I recently found two articles of interest, the first is “A Love Letter to Drinking in Bars” by Andrew O’Hagan in the New York Times Style Magazine. It is a personal tale, but one many of us can relate to. I really enjoyed it, you may, too.
The second is “The Rules Everyone Should Follow at Cocktail Bars” from Vine Pair, based on Sasha Petraske’s rules for his Milk & Honey and later bars. I think these are a pretty solid set of rules for many bars. I know that some places have a very different vibe, but even in dive bars the spirit of these rules applies if some of the details don’t.
I would like to dwell on rule #5 for a bit:
“Gentlemen will not introduce themselves to ladies. Ladies, feel free to start a conversation or ask the bartender to introduce you. If a man you don’t know speaks to you, please lift your chin slightly and ignore him.”

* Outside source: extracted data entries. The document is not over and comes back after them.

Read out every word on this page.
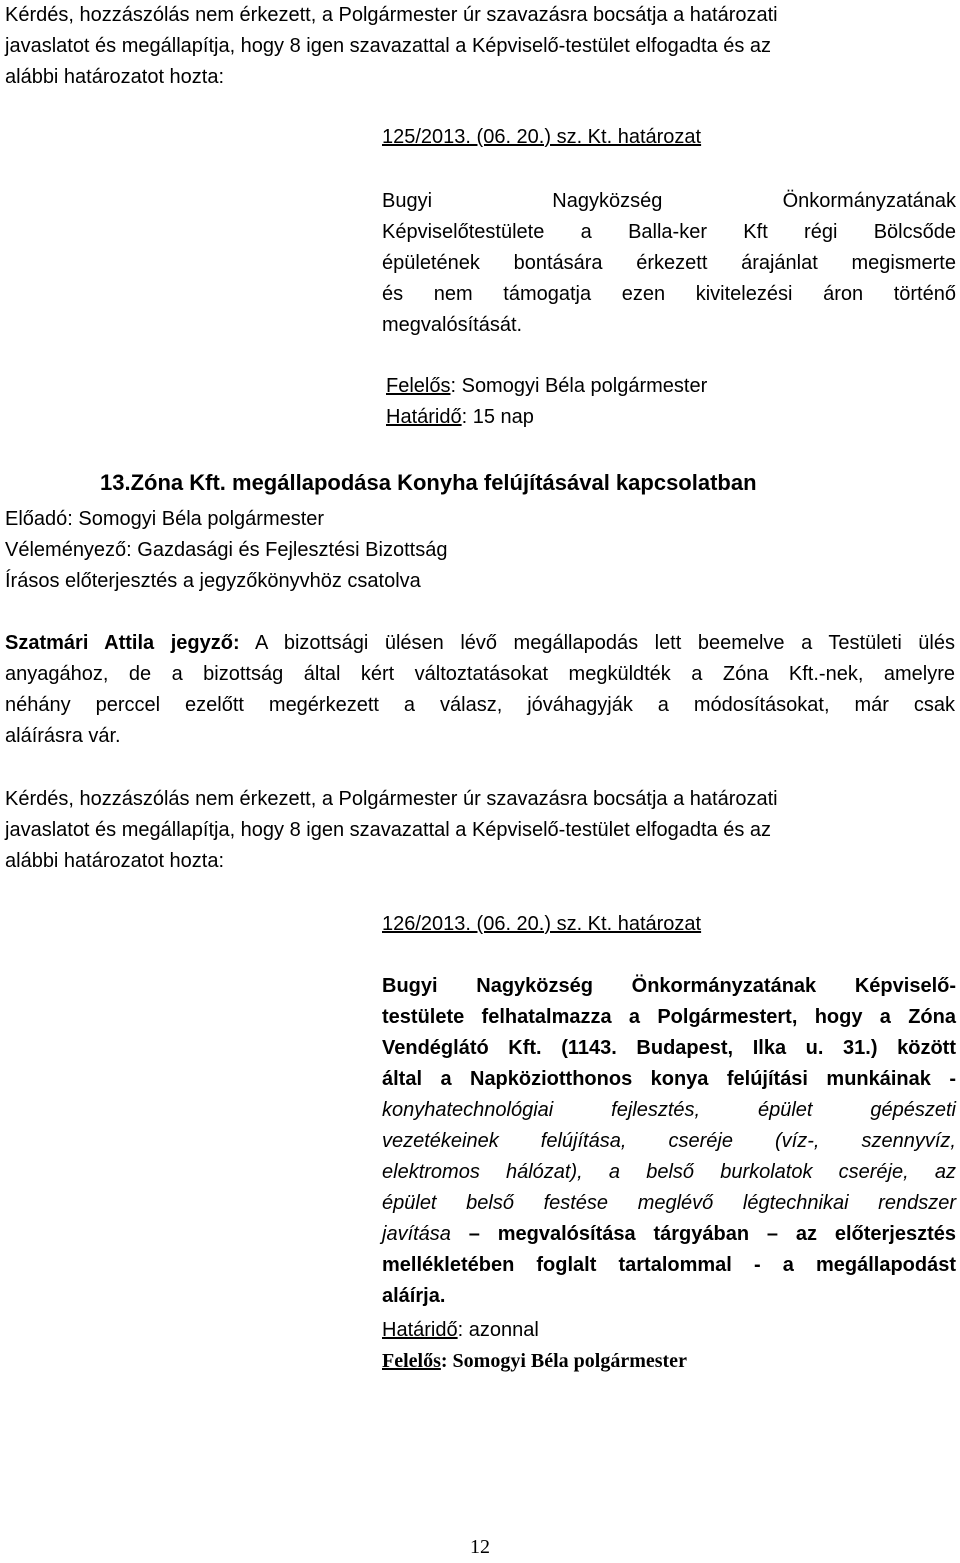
Kérdés, hozzászólás nem érkezett, a Polgármester úr szavazásra bocsátja a határozati
javaslatot és megállapítja, hogy 8 igen szavazattal a Képviselő-testület elfogadta és az
alábbi határozatot hozta:
125/2013. (06. 20.) sz. Kt. határozat
Bugyi Nagyközség Önkormányzatának
Képviselőtestülete a Balla-ker Kft régi Bölcsőde
épületének bontására érkezett árajánlat megismerte
és nem támogatja ezen kivitelezési áron történő
megvalósítását.
Felelős: Somogyi Béla polgármester
Határidő: 15 nap
13.Zóna Kft. megállapodása Konyha felújításával kapcsolatban
Előadó: Somogyi Béla polgármester
Véleményező: Gazdasági és Fejlesztési Bizottság
Írásos előterjesztés a jegyzőkönyvhöz csatolva
Szatmári Attila jegyző: A bizottsági ülésen lévő megállapodás lett beemelve a Testületi ülés
anyagához, de a bizottság által kért változtatásokat megküldték a Zóna Kft.-nek, amelyre
néhány perccel ezelőtt megérkezett a válasz, jóváhagyják a módosításokat, már csak
aláírásra vár.
Kérdés, hozzászólás nem érkezett, a Polgármester úr szavazásra bocsátja a határozati
javaslatot és megállapítja, hogy 8 igen szavazattal a Képviselő-testület elfogadta és az
alábbi határozatot hozta:
126/2013. (06. 20.) sz. Kt. határozat
Bugyi Nagyközség Önkormányzatának Képviselő-
testülete felhatalmazza a Polgármestert, hogy a Zóna
Vendéglátó Kft. (1143. Budapest, Ilka u. 31.) között
által a Napköziotthonos konya felújítási munkáinak -
konyhatechnológiai fejlesztés, épület gépészeti
vezetékeinek felújítása, cseréje (víz-, szennyvíz,
elektromos hálózat), a belső burkolatok cseréje, az
épület belső festése meglévő légtechnikai rendszer
javítása – megvalósítása tárgyában – az előterjesztés
mellékletében foglalt tartalommal - a megállapodást
aláírja.
Határidő: azonnal
Felelős: Somogyi Béla polgármester
12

I tend to agree, but I think that’s a bit something-ist. I get it, the problems normally flow in that direction, but the world isn’t that simple. I’d go with a “respect everyone’s privacy” statement, but we’re not all good at seeing cues, especially after a few drinks.
Imagine you’ve just spotted your soulmate sitting down from you at the bar and your life will forever be incomplete without them in it- how do you make contact? I hate to break it to you, but maybe you don’t.
If you are in a decent place (and yes, this includes many dive bars), a chance to catch their eye, smile and hope for some acknowledgement of your existence may be all you get. If you fail, you’ve still got booze and the Internet.
I honestly believe that the most forward you should be in engaging someone is asking the bartender to offer them a drink on your behalf, and expect nothing if they accept or deny. Oh, and only when/if the bartender has time and agrees to do it, they may know things you don’t and decline or maybe even chase you away (that’s why you make friends with bartenders, they know stuff).
This doesn’t mean you can’t be friendly and outgoing, it just means that you need to observe, think, then possibly act.